In association with the UB Art Gallery, Artpark will be presenting an exhibition of its most influential years on campus later this month.

Artpark, located in Lewiston, NY high atop the Niagara River Gorge, is a venue for musical concerts and theater productions that celebrate the arts every summer. The venue offers a number of different attractions including free concerts and music as well as cultural festivals in its outdoor amphitheatre.

The exhibition, "Artpark: 1974-1984," will run from Sep. 25 though Dec. 18. The showcase will document over 200 artistic projects, which will feature photographs, models, drawings, video and film from its seminal years.
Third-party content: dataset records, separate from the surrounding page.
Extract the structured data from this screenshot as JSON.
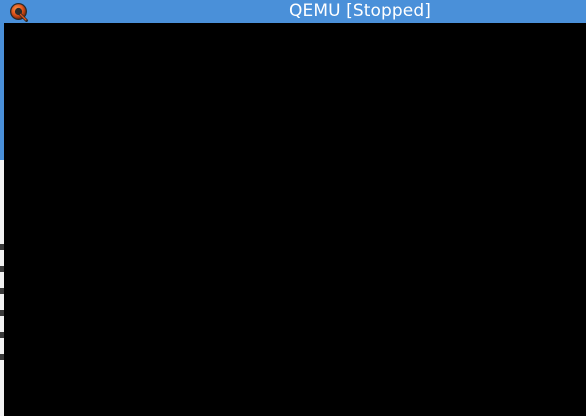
{
  "window": {
    "title": "QEMU [Stopped]",
    "icon": "qemu-logo-icon"
  },
  "colors": {
    "titlebar": "#4a90d9",
    "display": "#000000",
    "title_text": "#ffffff"
  }
}
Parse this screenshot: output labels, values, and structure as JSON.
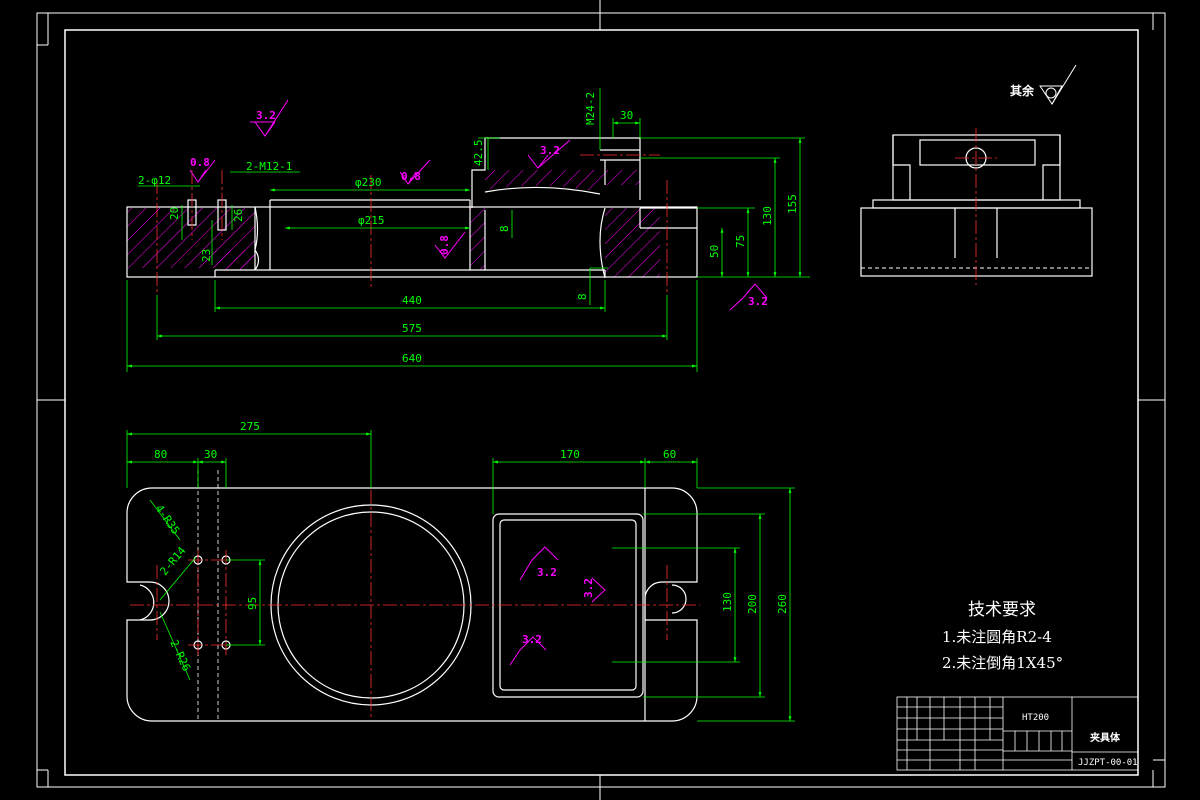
{
  "drawing": {
    "remainder_label": "其余",
    "tech_title": "技术要求",
    "tech_items": [
      "1.未注圆角R2-4",
      "2.未注倒角1X45°"
    ],
    "dims": {
      "d_2phi12": "2-φ12",
      "d_2m12": "2-M12-1",
      "d_phi230": "φ230",
      "d_phi215": "φ215",
      "d_20": "20",
      "d_26": "26",
      "d_23": "23",
      "d_8a": "8",
      "d_8b": "8",
      "d_42_5": "42.5",
      "d_m24": "M24-2",
      "d_30top": "30",
      "d_50": "50",
      "d_75": "75",
      "d_130a": "130",
      "d_155": "155",
      "d_440": "440",
      "d_575": "575",
      "d_640": "640",
      "d_275": "275",
      "d_80": "80",
      "d_30b": "30",
      "d_170": "170",
      "d_60": "60",
      "d_4r35": "4-R35",
      "d_2r14": "2-R14",
      "d_2r26": "2-R26",
      "d_95": "95",
      "d_130b": "130",
      "d_200": "200",
      "d_260": "260"
    },
    "roughness": {
      "r1": "3.2",
      "r2": "0.8",
      "r3": "0.8",
      "r4": "3.2",
      "r5": "0.8",
      "r6": "3.2",
      "r7": "3.2",
      "r8": "3.2",
      "r9": "3.2"
    }
  },
  "title_block": {
    "material": "HT200",
    "part_name": "夹具体",
    "drawing_no": "JJZPT-00-01"
  }
}
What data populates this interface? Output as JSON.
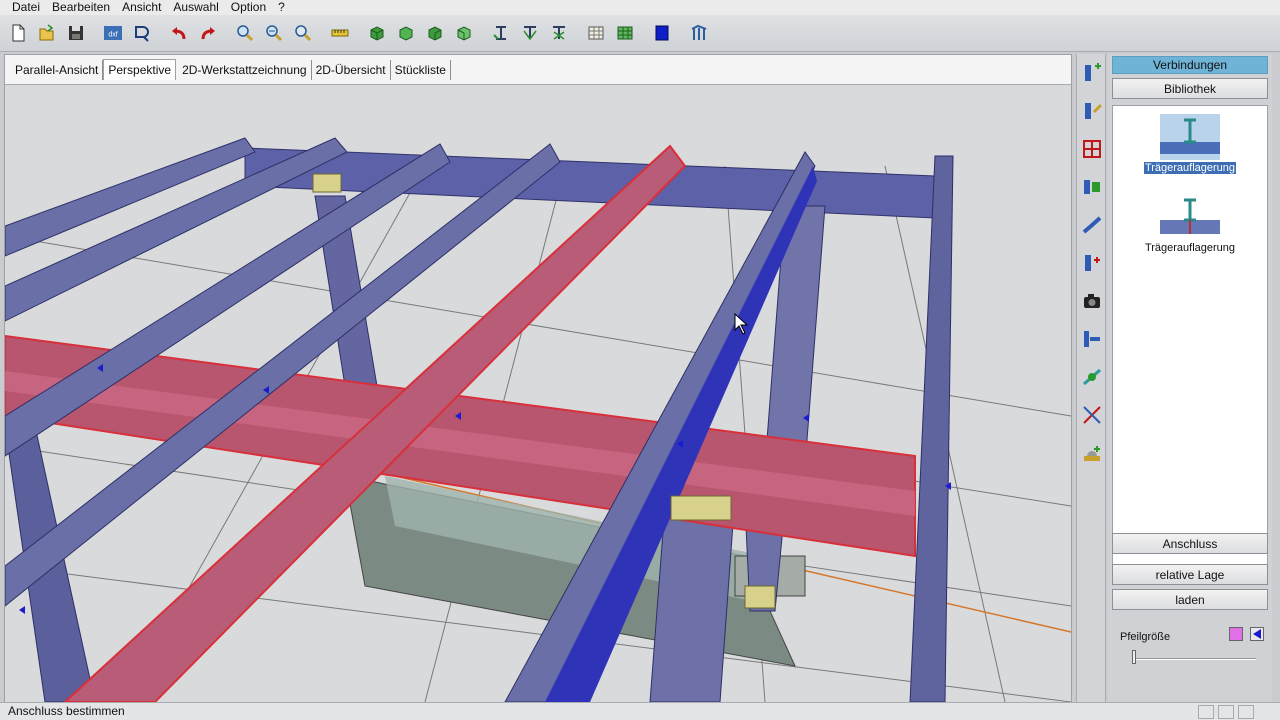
{
  "menu": [
    "Datei",
    "Bearbeiten",
    "Ansicht",
    "Auswahl",
    "Option",
    "?"
  ],
  "toolbar": {
    "icons": [
      "new-file-icon",
      "open-folder-icon",
      "save-disk-icon",
      "dxf-export-icon",
      "plot-icon",
      "undo-icon",
      "redo-icon",
      "zoom-in-icon",
      "zoom-out-icon",
      "zoom-window-icon",
      "measure-icon",
      "cube-view-1-icon",
      "cube-view-2-icon",
      "cube-view-3-icon",
      "cube-view-4-icon",
      "select-1-icon",
      "select-2-icon",
      "select-3-icon",
      "grid-1-icon",
      "grid-2-icon",
      "color-square-icon",
      "structure-icon"
    ],
    "dxf_label": "dxf"
  },
  "tabs": [
    "Parallel-Ansicht",
    "Perspektive",
    "2D-Werkstattzeichnung",
    "2D-Übersicht",
    "Stückliste"
  ],
  "active_tab": 1,
  "vtools": [
    "add-column-icon",
    "edit-column-icon",
    "frame-grid-icon",
    "beam-end-icon",
    "beam-joint-icon",
    "stiffener-icon",
    "camera-icon",
    "plate-icon",
    "bolt-icon",
    "cut-icon",
    "foundation-icon"
  ],
  "panel": {
    "verbindungen": "Verbindungen",
    "bibliothek": "Bibliothek",
    "items": [
      {
        "label": "Trägerauflagerung",
        "selected": true
      },
      {
        "label": "Trägerauflagerung",
        "selected": false
      }
    ],
    "anschluss": "Anschluss",
    "relative_lage": "relative Lage",
    "laden": "laden",
    "pfeilgroesse": "Pfeilgröße",
    "swatch_magenta": "#e070e6",
    "swatch_blue": "#1b1bd0"
  },
  "status": "Anschluss bestimmen",
  "colors": {
    "beam": "#6a6fa8",
    "beam_dark": "#3b3fb0",
    "beam_selected": "#c0587a",
    "highlight_red": "#d8303a",
    "accent": "#6fb3d6"
  }
}
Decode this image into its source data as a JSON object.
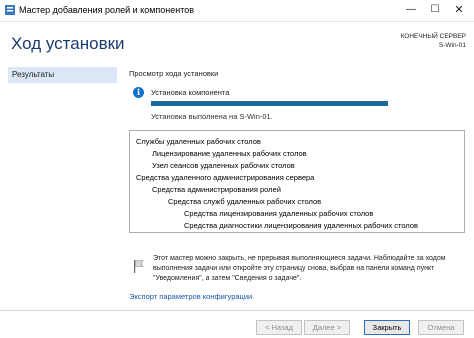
{
  "window": {
    "title": "Мастер добавления ролей и компонентов",
    "minimize_glyph": "—",
    "maximize_glyph": "☐",
    "close_glyph": "✕"
  },
  "header": {
    "heading": "Ход установки",
    "server_line1": "КОНЕЧНЫЙ СЕРВЕР",
    "server_line2": "S-Win-01"
  },
  "sidebar": {
    "items": [
      {
        "label": "Результаты",
        "selected": true
      }
    ]
  },
  "main": {
    "section_title": "Просмотр хода установки",
    "info_glyph": "i",
    "status_label": "Установка компонента",
    "progress": 1.0,
    "status_sub": "Установка выполнена на S-Win-01.",
    "results": [
      {
        "text": "Службы удаленных рабочих столов",
        "level": 0
      },
      {
        "text": "Лицензирование удаленных рабочих столов",
        "level": 1
      },
      {
        "text": "Узел сеансов удаленных рабочих столов",
        "level": 1
      },
      {
        "text": "Средства удаленного администрирования сервера",
        "level": 0
      },
      {
        "text": "Средства администрирования ролей",
        "level": 1
      },
      {
        "text": "Средства служб удаленных рабочих столов",
        "level": 2
      },
      {
        "text": "Средства лицензирования удаленных рабочих столов",
        "level": 3
      },
      {
        "text": "Средства диагностики лицензирования удаленных рабочих столов",
        "level": 3
      }
    ],
    "note": "Этот мастер можно закрыть, не прерывая выполняющиеся задачи. Наблюдайте за ходом выполнения задачи или откройте эту страницу снова, выбрав на панели команд пункт \"Уведомления\", а затем \"Сведения о задаче\".",
    "export_link": "Экспорт параметров конфигурации"
  },
  "footer": {
    "back": "< Назад",
    "next": "Далее >",
    "close": "Закрыть",
    "cancel": "Отмена"
  },
  "colors": {
    "heading": "#1e3a6e",
    "accent": "#1b6a9e",
    "info_icon": "#1473c8",
    "nav_selected": "#dbe7f5",
    "link": "#1a56a8"
  },
  "icons": {
    "app": "server-manager-icon",
    "info": "info-icon",
    "note": "flag-icon"
  }
}
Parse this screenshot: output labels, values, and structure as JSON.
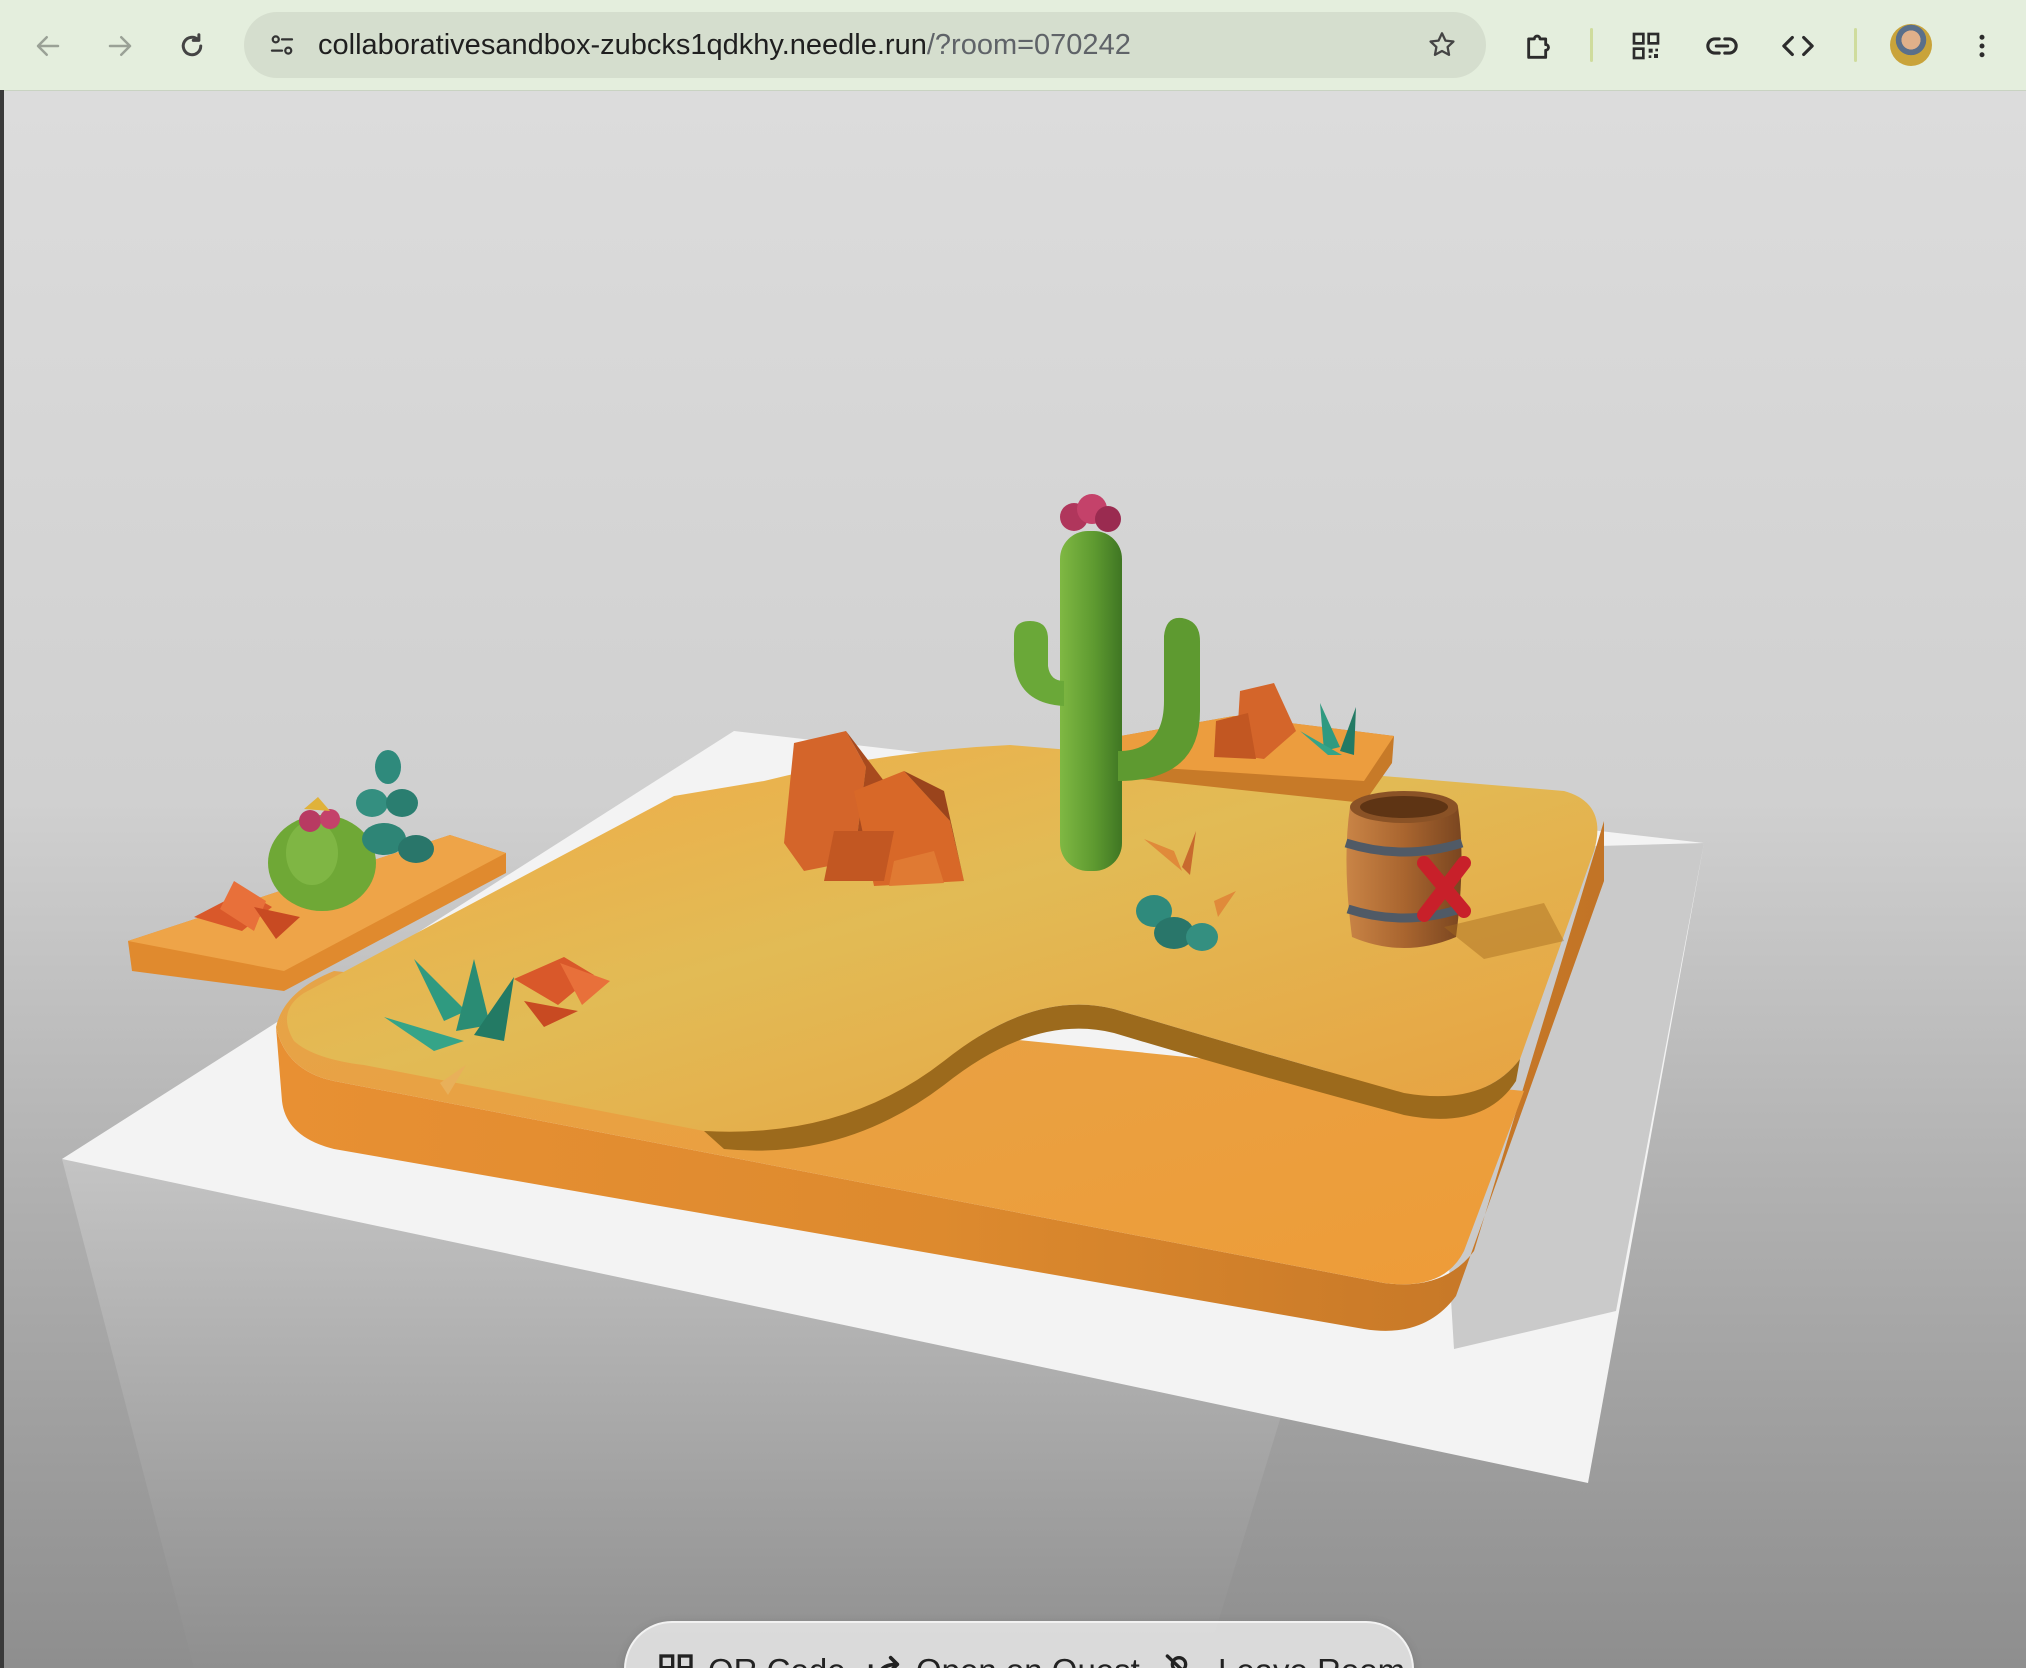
{
  "browser": {
    "url_host": "collaborativesandbox-zubcks1qdkhy.needle.run",
    "url_rest": "/?room=070242",
    "icons": [
      "back-arrow-icon",
      "forward-arrow-icon",
      "reload-icon",
      "site-settings-icon",
      "bookmark-star-icon",
      "extensions-icon",
      "qr-code-icon",
      "link-icon",
      "code-icon",
      "profile-avatar",
      "more-menu-icon"
    ]
  },
  "scene": {
    "description_objects": [
      "saguaro-cactus",
      "barrel-cactus",
      "rock-formation",
      "barrel-with-x",
      "agave-plant",
      "succulent",
      "floating-platform"
    ],
    "colors": {
      "sand_top": "#e8b04a",
      "sand_edge": "#e8902c",
      "base_slab": "#f2f2f2",
      "cactus": "#5b9a32"
    }
  },
  "menu": {
    "qr_label": "QR Code",
    "quest_label": "Open on Quest",
    "leave_label": "Leave Room"
  }
}
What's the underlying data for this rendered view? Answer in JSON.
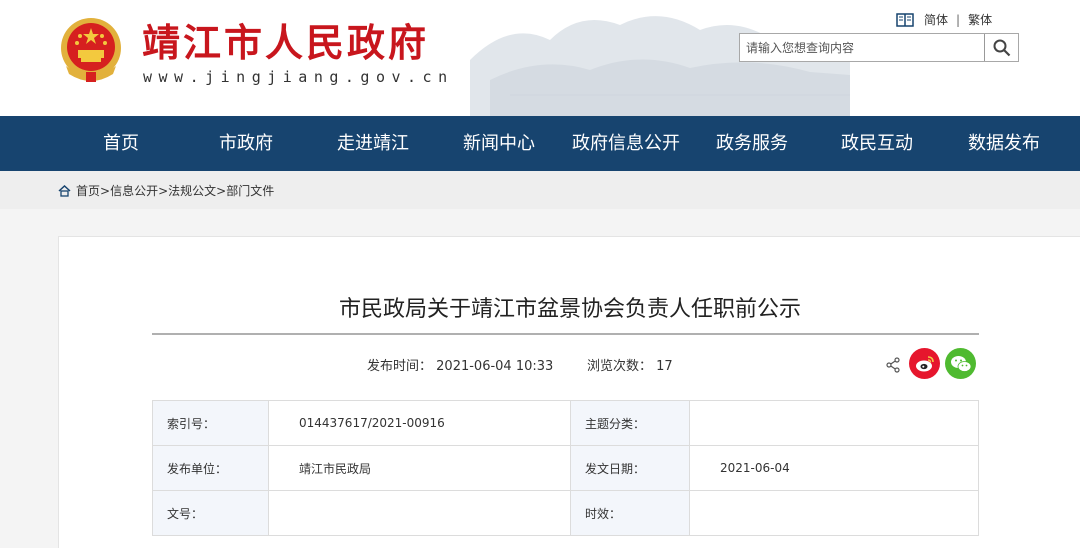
{
  "header": {
    "title": "靖江市人民政府",
    "url": "www.jingjiang.gov.cn",
    "lang_simplified": "简体",
    "lang_separator": "|",
    "lang_traditional": "繁体",
    "search_placeholder": "请输入您想查询内容"
  },
  "nav": {
    "items": [
      "首页",
      "市政府",
      "走进靖江",
      "新闻中心",
      "政府信息公开",
      "政务服务",
      "政民互动",
      "数据发布"
    ]
  },
  "breadcrumb": {
    "items": [
      "首页",
      "信息公开",
      "法规公文",
      "部门文件"
    ],
    "separator": ">"
  },
  "article": {
    "title": "市民政局关于靖江市盆景协会负责人任职前公示",
    "publish_label": "发布时间：",
    "publish_time": "2021-06-04 10:33",
    "views_label": "浏览次数：",
    "views": "17"
  },
  "info_table": {
    "rows": [
      {
        "label1": "索引号：",
        "value1": "014437617/2021-00916",
        "label2": "主题分类：",
        "value2": ""
      },
      {
        "label1": "发布单位：",
        "value1": "靖江市民政局",
        "label2": "发文日期：",
        "value2": "2021-06-04"
      },
      {
        "label1": "文号：",
        "value1": "",
        "label2": "时效：",
        "value2": ""
      }
    ]
  },
  "icons": {
    "emblem": "national-emblem-icon",
    "language": "book-icon",
    "search": "search-icon",
    "home": "home-icon",
    "share": "share-icon",
    "weibo": "weibo-icon",
    "wechat": "wechat-icon"
  },
  "colors": {
    "brand_red": "#c8161d",
    "nav_blue": "#17446f",
    "weibo_red": "#e6162d",
    "wechat_green": "#4fba30"
  }
}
Pat Oleszko, a participant and major contributor to Artpark in the late 1970s and early 1980s, is overjoyed to have her work on display during the exhibition. Oleszko, who describes herself as a "performance artist," is currently creating her artwork in the trees in front of the Center for the Arts.

The work, entitled "Six Phases of Eve," features what she calls six different ‘eves,' all portrayed by clothing the trees, complete with snakes.

Oleszko's work is reminiscent of one of her past showcases presented in 1976 at Artpark. The project, entitled "Clothe Artpark," included draping clothing amongst trees and a separate artistic performance.

Upon returning to the park in 1978, Oleszko performed another work, "Polish Cornfield," in which she set up rows of scarecrows and eventually set the field ablaze.

"[The outdoor setting at Artpark] allowed artists to experiment on a grand scale with unlimited freedom and the conceptual earth-works," Oleszko said. "[This exhibition] will encourage people to take magnificent risks, [be] more disorganized, and find inspiration."

Running in conjunction with the Artpark exhibition is a conference presented by the UB Art Gallery that runs Oct. 8-9. The conference will feature films and panel discussions on Artpark and is free to students and the public.

According to Sandra Firmin, curator of the exhibition, the UB Art Gallery is an integral part of the history and mission of Artpark.

"The UB Art Gallery is devoted to showing international contemporary art, but highlights work from this region," Firmin said. "The Artpark exhibition is a perfect melding of a cultural venue [that was] dedicated to the region, but featured both highly regarded local artists and established artists of international repute."

The exhibition highlights a history that is unique and essential to the development of art and artists. Firmin, along with the artists on display, hopes the students will gain a new outlook on the artistic process.

"Government can play a positive role in the support of culture and, as Governor Rockefeller would have said in the 1960s, to foster quality of life," Firmin said. "Also, I think there is a tendency now in society to promote final goals or preconceived outcomes, and I believe that the work documented in this exhibition shows the value of experimentation, process, and flexibility by being able to respond to the unexpected."

‘Artpark: 1974-1984' will run from Sep. 25 to Dec. 18. The exhibition will include artwork displayed throughout the UB Art Galleries and the Center for the Arts. The conference in October will hold events at the Burchfield Penney Art Center, the UB Art Galleries, the Center for the Arts and the UB Anderson Galleries. There will also be a dinner reception open to the public with an entrance fee of $10.